Ce documentaire dresse le portrait de la réalisatrice en phase aiguë maniaco-dépressive d'une telle intensité qu'elle la laisse presque entièrement amnésique. Le projet du film : reconstituer sa mémoire et montrer la réalité de cette pathologie.
Projection de Je ne me souviens de rien (2017, 59'),
un film-docu de Diane Sara Bouzgarrou, suivie d'une discussion en présence d'Agnès Bruckert, la monteuse du film. Une séance programmée dans le cadre de La règle du "Je", le nouveau
cycle de la médiathèque Violette Leduc, organisé en partenariat avec
l'association Périphérie et dédié au cinéma documentaire.
Décembre 2010 : la révolution éclate en Tunisie, le pays de mon père. Souffrant du trouble bipolaire, je traverse un épisode maniaque d'une telle intensité qu'il me laisse presque entièrement amnésique. Je retrouve quatre ans plus tard des dizaines d'heures de rushes - précieuses traces de ce moment de vie oublié et constate que ces quelques mois sont encore inaccessibles à ma mémoire. Le projet de ce film : la reconstituer et montrer la réalité de cette pathologie.

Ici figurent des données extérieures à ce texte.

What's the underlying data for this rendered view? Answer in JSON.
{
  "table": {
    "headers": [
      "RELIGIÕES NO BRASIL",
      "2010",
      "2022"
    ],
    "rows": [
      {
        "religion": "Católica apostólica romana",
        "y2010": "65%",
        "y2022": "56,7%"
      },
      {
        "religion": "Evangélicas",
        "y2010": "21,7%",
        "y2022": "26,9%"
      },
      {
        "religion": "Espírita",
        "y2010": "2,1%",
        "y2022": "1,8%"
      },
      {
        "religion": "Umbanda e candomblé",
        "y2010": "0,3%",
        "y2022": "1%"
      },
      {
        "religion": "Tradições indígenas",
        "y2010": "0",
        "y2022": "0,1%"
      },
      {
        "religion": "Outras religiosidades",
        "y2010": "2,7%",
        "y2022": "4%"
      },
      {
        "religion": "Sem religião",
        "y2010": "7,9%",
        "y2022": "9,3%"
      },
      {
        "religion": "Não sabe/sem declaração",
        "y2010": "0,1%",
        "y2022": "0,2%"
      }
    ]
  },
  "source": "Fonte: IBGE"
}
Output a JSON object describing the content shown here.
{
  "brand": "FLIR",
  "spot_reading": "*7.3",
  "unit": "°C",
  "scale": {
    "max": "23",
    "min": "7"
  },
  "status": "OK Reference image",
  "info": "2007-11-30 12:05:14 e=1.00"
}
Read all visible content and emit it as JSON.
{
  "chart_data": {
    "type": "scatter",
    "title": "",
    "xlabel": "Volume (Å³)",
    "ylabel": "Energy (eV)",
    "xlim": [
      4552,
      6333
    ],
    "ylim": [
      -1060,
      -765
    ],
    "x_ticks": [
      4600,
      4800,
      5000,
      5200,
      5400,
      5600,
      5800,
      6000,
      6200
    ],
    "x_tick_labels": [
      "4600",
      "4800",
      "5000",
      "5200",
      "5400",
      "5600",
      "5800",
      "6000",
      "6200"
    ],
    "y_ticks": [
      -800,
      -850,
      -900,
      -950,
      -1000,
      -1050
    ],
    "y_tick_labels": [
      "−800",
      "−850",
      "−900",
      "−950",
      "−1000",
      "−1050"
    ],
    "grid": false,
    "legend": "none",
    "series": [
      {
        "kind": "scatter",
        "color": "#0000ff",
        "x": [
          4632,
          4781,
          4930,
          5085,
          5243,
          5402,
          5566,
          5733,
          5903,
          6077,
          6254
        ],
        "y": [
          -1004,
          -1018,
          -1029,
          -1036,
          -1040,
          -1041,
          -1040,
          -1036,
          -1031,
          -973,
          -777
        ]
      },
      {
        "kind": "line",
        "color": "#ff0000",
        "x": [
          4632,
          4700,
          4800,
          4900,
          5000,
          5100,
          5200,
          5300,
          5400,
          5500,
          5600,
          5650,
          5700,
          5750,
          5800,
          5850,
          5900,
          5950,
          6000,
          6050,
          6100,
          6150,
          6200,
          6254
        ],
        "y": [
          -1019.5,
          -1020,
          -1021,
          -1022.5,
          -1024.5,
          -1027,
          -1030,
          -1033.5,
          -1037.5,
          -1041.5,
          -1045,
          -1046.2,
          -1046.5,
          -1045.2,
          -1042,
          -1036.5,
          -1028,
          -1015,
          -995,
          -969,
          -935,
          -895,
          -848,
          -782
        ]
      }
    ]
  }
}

Production : Triptyque Films.
La règle du "Je". Pour ce nouveau cycle, nous vous invitons à découvrir trois films racontés à la première personne.
L'implication de chaque réalisatrice dans la fabrication de ces récits
est d'une grande générosité. Elles trouvent de multiples manières de se
dévoiler cinématographiquement. Diane Sara Bouzgarrou part
courageusement à la recherche d'une mémoire effacée dû à son trouble
bipolaire dans Je ne me souviens de rien (2017, 54'). Patricia
Mortagne raconte quant à elle, non sans humour sa vie de famille après
que son père ait fait son coming-out dans Cet homme-là (est un mille-feuille)
(2011, 56'). Enfin, Dominique Cabrera filme sa famille et soi-même au
sein de cette famille pendant 10 ans, dans Grandir (Ô heureux jours !)
(2013, 90'). Une durée de tournage qui permet de suivre les changements
et l'évolution de la relation entre elle et ses proches.